Say you have an array for which the ith element is the price of a given stock on day i.

Design an algorithm to find the maximum profit. You may complete at most two transactions.

Note:

You may not engage in multiple transactions at the same time (ie, you must sell the stock before you buy again).

才意识到能够在整个区间的每一点切开，然后分别计算左子区间和右子区间的最大值，然后再用O(n)时间找到整个区间的最大值。

package Level4;  

import java.util.Arrays;  

/**

 * Best Time to Buy and Sell Stock III

 *

 *  Say you have an array for which the ith element is the price of a given stock on day i. 

Design an algorithm to find the maximum profit.

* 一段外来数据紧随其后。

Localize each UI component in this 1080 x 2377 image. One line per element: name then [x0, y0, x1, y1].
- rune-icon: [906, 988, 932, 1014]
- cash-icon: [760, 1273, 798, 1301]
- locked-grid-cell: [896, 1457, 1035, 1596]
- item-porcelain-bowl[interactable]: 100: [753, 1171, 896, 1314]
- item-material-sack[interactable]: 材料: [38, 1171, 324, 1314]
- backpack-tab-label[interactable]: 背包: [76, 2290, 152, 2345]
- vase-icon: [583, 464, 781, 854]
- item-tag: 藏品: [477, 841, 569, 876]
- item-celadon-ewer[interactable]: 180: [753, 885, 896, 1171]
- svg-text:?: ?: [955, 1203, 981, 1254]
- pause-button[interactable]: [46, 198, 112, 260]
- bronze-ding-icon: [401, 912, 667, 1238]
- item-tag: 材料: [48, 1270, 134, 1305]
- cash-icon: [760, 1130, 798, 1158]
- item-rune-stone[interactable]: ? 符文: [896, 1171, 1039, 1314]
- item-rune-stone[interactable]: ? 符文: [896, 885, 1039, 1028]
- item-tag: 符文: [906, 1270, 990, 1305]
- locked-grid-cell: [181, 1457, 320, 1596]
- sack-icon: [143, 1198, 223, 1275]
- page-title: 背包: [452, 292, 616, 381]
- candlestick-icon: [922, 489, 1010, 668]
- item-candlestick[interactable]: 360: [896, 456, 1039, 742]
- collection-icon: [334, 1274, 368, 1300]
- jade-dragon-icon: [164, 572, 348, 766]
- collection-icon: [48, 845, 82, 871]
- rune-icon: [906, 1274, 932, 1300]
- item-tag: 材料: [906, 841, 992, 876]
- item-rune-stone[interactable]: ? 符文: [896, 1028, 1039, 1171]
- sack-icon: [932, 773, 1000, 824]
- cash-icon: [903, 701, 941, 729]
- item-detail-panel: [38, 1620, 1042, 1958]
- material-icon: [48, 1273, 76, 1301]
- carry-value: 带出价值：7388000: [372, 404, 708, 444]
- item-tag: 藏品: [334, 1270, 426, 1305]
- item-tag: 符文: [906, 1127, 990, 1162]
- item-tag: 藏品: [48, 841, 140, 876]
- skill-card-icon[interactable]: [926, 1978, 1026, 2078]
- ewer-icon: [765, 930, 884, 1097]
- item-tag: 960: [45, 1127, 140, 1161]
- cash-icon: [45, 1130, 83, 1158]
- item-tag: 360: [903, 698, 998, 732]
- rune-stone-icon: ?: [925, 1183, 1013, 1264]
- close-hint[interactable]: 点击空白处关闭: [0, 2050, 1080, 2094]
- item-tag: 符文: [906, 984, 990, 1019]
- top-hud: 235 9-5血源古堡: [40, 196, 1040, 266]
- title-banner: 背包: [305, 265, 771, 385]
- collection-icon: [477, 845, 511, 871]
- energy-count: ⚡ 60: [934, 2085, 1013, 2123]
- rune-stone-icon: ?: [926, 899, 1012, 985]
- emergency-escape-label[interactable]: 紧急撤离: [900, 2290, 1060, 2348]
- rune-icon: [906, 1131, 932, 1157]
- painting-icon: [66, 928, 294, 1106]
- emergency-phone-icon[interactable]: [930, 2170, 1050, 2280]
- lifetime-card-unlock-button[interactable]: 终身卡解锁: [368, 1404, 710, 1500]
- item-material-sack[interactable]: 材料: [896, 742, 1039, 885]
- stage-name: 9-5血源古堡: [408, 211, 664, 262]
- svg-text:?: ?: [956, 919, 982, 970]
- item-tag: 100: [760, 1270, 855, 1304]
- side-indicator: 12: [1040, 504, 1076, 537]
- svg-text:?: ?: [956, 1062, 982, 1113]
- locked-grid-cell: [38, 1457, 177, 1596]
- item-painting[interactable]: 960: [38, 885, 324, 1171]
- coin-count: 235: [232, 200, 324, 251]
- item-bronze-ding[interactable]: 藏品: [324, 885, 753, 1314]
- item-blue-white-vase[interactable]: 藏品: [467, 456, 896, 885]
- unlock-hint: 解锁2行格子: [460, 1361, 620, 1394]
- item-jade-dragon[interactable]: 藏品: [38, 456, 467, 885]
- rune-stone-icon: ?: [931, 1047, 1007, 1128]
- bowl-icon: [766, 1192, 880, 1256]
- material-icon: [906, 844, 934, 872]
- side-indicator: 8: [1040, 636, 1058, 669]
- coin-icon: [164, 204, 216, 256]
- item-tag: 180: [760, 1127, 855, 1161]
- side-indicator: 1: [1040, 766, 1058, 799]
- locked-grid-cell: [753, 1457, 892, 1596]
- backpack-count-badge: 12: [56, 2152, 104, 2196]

You may complete at most two transactions. 

Note:

You may not engage in multiple transactions at the same time (ie, you must sell the stock before you buy again).

 *

 */

public class S123 {  

    public static void main(String[] args) {

//      int[] prices = {3,3,5,0,0,3,1,4};

        int[] prices = {2,1,2,0,1};

        System.out.println(maxProfit(prices));

    }  

    // 基本思想是分成两个时间段，然后对于某一天，计算之前的最大值和之后的最大值

    public static int maxProfit(int[] prices) {

        if(prices.length == 0){

            return 0;

        }  

        int max = 0;

        // dp数组保存左边和右边的利润最大值

        int[] left = new int[prices.length];        // 计算[0,i]区间的最大值

        int[] right = new int[prices.length];   // 计算[i,len-1]区间的最大值  

        process(prices, left, right);  

        // O(n)找到最大值

        for(int i=0; i<prices.length; i++){

            max = Math.max(max, left[i]+right[i]);

        }  

        return max;

    }  

    public static void process(int[] prices, int[] left, int[] right){

        left[0] = 0;

        int min = prices[0];  

        // 左边递推公式

        for(int i=1; i<left.length; i++){

            left[i] = left[i - 1] > prices[i] - min ? left[i - 1] : prices[i] - min;

            min = prices[i] < min ? prices[i] : min;

        }  

        right[right.length-1] = 0;

        int max = prices[right.length-1];

        // 右边递推公式

        for(int i=right.length-2; i>=0; i--){

            right[i] = right[i + 1] > max - prices[i] ? right[i + 1] : max - prices[i];

            max = prices[i] > max ? prices[i] : max;

        }  

//      System.out.println(Arrays.toString(left));

//      System.out.println(Arrays.toString(right));

    }  

}